Even if a lot of The Butler seems superficial, it must be remembered that it wasn't necessarily meant to be seen by people like myself, with personal memories of this history: I saw President Eisenhower when his plane stopped at Hickam Field in 1959 or so. For most of the audience these events need explanation, which The Butler does well. There are surely plenty of black parents trying to explain the past to their children, without going immediately to bleak documentaries about brutalized marchers and slain leaders. (The best show to see for the harsh facts on the Civil Rights years, BTW, is probably King: A Filmed Record... Montgomery to Memphis).

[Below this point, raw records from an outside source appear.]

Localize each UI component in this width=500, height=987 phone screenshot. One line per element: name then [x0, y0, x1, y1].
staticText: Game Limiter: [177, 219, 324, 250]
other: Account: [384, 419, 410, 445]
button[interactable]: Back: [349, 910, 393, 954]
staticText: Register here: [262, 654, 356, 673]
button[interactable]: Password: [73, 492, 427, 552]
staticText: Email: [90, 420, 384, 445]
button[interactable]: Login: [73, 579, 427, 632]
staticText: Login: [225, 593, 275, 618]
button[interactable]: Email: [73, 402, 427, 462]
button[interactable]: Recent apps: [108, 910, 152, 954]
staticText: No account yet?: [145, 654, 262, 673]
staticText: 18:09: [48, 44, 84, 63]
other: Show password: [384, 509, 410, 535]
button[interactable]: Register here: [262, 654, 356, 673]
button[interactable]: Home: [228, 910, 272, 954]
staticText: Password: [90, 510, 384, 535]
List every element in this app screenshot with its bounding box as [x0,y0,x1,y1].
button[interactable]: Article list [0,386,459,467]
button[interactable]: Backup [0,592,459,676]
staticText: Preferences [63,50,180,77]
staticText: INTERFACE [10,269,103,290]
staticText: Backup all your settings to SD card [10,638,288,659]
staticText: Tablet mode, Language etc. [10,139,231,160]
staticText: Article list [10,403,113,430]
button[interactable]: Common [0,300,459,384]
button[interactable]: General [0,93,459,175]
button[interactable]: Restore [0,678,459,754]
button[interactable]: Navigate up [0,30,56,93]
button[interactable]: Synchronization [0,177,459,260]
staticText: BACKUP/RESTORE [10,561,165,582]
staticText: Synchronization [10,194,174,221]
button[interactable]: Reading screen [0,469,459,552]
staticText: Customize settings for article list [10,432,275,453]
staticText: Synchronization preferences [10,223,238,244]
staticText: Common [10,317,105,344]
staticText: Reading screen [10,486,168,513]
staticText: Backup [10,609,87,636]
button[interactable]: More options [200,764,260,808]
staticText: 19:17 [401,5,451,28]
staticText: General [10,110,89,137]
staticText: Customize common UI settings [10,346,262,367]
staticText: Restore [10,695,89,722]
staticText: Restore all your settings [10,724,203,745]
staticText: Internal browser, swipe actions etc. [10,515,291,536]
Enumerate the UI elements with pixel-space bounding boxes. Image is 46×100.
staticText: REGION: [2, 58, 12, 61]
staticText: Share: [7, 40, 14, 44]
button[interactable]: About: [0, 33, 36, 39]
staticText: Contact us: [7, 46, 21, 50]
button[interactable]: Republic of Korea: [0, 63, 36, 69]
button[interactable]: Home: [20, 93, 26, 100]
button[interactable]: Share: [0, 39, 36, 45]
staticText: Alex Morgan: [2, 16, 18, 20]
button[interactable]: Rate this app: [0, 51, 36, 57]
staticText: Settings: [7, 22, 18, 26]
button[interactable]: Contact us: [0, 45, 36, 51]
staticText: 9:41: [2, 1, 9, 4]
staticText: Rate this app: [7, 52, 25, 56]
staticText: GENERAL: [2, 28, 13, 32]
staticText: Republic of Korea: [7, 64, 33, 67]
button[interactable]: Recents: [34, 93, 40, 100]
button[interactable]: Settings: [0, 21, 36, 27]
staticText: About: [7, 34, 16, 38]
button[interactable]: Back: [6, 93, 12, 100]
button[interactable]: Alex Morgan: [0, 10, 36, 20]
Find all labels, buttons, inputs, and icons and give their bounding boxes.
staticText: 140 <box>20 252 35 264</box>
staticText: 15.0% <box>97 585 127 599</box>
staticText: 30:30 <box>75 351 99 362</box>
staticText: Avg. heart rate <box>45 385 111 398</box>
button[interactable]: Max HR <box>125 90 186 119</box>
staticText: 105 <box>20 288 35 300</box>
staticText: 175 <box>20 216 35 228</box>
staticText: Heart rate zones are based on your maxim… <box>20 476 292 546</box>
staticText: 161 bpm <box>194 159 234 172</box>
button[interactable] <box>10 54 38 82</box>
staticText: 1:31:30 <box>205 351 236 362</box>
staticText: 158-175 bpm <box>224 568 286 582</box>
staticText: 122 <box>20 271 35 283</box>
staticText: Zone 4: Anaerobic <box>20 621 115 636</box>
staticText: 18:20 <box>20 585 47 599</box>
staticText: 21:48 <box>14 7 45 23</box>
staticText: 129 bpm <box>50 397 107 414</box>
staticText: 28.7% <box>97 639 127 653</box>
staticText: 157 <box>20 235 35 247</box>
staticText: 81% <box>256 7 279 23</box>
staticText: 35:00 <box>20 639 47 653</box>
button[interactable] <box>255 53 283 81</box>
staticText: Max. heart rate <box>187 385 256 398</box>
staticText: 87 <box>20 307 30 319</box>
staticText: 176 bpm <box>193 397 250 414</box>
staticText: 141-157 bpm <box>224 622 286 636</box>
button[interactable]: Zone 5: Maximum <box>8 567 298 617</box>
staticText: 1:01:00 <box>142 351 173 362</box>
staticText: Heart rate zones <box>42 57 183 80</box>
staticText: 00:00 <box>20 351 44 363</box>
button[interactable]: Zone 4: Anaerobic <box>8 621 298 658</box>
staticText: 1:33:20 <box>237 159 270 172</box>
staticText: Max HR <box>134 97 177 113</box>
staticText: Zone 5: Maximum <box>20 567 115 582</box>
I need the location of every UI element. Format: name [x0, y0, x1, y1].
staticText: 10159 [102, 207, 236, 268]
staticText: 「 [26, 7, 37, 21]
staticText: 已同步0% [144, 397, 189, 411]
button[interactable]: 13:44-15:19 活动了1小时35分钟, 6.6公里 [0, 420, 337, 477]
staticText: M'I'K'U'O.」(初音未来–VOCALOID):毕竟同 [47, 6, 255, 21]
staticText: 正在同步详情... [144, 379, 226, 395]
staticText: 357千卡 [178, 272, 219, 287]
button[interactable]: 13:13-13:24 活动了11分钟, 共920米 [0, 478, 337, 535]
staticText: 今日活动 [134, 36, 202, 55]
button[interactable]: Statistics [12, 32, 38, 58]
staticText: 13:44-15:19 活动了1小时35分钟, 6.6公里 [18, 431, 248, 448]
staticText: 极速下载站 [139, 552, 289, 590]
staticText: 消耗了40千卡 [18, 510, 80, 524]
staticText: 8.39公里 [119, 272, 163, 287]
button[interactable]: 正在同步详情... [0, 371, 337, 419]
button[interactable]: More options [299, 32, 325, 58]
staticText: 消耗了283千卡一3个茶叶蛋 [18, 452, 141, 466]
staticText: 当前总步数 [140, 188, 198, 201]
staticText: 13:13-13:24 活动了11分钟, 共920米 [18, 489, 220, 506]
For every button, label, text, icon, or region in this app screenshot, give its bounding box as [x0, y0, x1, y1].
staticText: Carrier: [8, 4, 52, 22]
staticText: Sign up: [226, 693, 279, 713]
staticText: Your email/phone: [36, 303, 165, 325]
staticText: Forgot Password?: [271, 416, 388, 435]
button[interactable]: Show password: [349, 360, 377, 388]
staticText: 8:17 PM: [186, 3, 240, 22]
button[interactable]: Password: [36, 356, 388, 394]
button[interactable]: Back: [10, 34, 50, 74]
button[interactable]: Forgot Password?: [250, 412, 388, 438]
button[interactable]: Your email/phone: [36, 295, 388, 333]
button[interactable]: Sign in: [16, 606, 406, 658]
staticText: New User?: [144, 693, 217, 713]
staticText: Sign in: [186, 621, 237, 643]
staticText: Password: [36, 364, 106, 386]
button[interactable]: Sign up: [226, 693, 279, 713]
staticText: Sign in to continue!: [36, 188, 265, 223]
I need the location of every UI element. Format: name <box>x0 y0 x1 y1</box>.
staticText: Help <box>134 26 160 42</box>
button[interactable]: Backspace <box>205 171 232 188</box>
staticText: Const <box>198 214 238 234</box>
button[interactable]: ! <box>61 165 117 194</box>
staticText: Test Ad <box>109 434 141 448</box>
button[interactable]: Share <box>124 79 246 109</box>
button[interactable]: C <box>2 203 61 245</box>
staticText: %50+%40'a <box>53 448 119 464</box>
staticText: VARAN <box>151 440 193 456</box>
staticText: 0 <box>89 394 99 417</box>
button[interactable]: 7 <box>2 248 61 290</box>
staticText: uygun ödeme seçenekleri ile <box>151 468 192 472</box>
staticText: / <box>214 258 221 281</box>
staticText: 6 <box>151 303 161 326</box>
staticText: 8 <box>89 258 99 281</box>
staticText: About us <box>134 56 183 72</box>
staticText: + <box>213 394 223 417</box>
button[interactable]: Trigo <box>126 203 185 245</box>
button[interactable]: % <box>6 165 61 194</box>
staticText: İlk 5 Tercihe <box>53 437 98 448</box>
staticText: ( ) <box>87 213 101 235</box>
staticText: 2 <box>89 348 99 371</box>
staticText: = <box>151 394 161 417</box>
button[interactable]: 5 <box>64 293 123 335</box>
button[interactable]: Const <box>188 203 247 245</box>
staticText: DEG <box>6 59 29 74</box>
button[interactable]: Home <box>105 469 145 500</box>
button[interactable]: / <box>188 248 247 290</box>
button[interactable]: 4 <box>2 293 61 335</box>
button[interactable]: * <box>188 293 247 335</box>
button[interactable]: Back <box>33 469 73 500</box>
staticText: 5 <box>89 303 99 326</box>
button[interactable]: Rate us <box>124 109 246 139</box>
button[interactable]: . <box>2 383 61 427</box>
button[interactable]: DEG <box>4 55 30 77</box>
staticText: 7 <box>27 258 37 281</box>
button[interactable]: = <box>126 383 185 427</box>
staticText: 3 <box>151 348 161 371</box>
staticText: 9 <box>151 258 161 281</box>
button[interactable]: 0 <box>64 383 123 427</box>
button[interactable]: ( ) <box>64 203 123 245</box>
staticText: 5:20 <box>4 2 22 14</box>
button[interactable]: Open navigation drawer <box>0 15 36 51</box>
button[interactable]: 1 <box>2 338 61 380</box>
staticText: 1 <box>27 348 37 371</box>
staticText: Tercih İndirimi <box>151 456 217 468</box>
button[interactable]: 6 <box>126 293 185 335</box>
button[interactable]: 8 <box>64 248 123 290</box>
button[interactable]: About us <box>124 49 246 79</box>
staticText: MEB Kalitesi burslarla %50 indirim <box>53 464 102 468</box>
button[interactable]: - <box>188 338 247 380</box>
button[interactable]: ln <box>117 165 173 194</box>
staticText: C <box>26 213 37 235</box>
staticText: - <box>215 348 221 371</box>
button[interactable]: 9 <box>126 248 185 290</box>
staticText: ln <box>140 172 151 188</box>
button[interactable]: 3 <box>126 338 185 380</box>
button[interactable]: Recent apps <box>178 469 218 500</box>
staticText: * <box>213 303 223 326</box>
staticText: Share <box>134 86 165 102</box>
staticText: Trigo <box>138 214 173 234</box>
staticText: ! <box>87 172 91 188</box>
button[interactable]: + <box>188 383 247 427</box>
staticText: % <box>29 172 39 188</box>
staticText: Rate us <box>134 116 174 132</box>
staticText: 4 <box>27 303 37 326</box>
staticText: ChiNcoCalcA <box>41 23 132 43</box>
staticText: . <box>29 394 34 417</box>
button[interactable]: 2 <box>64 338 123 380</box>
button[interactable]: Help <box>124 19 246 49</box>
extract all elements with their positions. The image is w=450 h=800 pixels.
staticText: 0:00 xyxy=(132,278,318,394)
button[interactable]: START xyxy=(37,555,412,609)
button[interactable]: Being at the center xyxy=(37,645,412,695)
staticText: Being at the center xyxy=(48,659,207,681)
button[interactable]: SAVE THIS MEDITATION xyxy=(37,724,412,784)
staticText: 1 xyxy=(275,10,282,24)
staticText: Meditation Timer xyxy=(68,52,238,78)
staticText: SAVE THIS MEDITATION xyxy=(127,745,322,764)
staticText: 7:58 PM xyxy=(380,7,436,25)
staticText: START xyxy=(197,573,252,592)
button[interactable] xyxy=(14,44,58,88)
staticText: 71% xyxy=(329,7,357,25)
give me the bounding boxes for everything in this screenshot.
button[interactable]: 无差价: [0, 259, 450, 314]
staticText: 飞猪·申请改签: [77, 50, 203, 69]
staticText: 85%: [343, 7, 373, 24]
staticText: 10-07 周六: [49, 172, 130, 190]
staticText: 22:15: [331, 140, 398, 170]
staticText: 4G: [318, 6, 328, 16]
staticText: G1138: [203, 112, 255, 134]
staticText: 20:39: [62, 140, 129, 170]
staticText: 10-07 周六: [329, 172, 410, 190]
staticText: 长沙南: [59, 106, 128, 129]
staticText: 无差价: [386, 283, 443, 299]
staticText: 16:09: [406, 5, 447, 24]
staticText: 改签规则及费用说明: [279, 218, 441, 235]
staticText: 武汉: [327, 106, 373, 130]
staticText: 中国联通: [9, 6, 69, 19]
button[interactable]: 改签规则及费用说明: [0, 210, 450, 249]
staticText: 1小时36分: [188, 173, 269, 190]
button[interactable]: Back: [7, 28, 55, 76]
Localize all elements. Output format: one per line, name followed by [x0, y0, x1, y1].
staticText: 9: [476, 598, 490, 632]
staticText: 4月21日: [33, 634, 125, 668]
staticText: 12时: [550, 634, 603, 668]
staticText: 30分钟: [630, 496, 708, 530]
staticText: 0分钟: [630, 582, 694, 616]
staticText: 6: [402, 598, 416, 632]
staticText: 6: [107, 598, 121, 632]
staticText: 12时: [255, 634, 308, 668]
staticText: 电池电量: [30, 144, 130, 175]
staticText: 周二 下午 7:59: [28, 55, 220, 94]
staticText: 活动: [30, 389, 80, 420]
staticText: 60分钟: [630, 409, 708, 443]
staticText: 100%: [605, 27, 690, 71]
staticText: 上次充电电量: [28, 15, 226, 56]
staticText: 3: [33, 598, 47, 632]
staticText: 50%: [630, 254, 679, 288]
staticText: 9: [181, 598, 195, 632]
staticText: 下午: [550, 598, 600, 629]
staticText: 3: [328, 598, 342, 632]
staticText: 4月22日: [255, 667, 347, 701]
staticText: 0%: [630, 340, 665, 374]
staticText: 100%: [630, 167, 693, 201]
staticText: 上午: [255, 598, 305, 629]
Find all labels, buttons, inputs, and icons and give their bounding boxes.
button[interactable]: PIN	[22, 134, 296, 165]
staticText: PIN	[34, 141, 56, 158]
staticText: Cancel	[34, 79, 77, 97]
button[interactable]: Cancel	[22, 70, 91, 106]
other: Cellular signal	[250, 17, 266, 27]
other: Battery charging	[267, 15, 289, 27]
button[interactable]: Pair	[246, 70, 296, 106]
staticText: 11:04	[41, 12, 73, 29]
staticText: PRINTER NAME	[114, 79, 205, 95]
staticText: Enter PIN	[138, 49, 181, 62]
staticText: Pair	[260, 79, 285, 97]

The Weinsteins and Anchor Bay's Blu-ray of Lee Daniels' The Butler is the expected flawless transfer of a movie that received plenty of media attention last summer. The extras include some deleted scenes, a making-of featurette, an okay short piece on the real Freedom Riders, a music video by Gladys Knight and Lenny Kravitz and a Gag Reel. Information and codes for a Digital HD version are included as well. A version of the disc without the HD linkup is available for $5.00 less.
I was not expecting much from The Butler and was pleasantly surprised to find it so entertaining. The rich characterizations made the Gaines family seem similar to any other American family, without idealizing them or exaggerating their role. The movie makes its points without waving the flag of outrage -- it's clearly a product of the Obama years.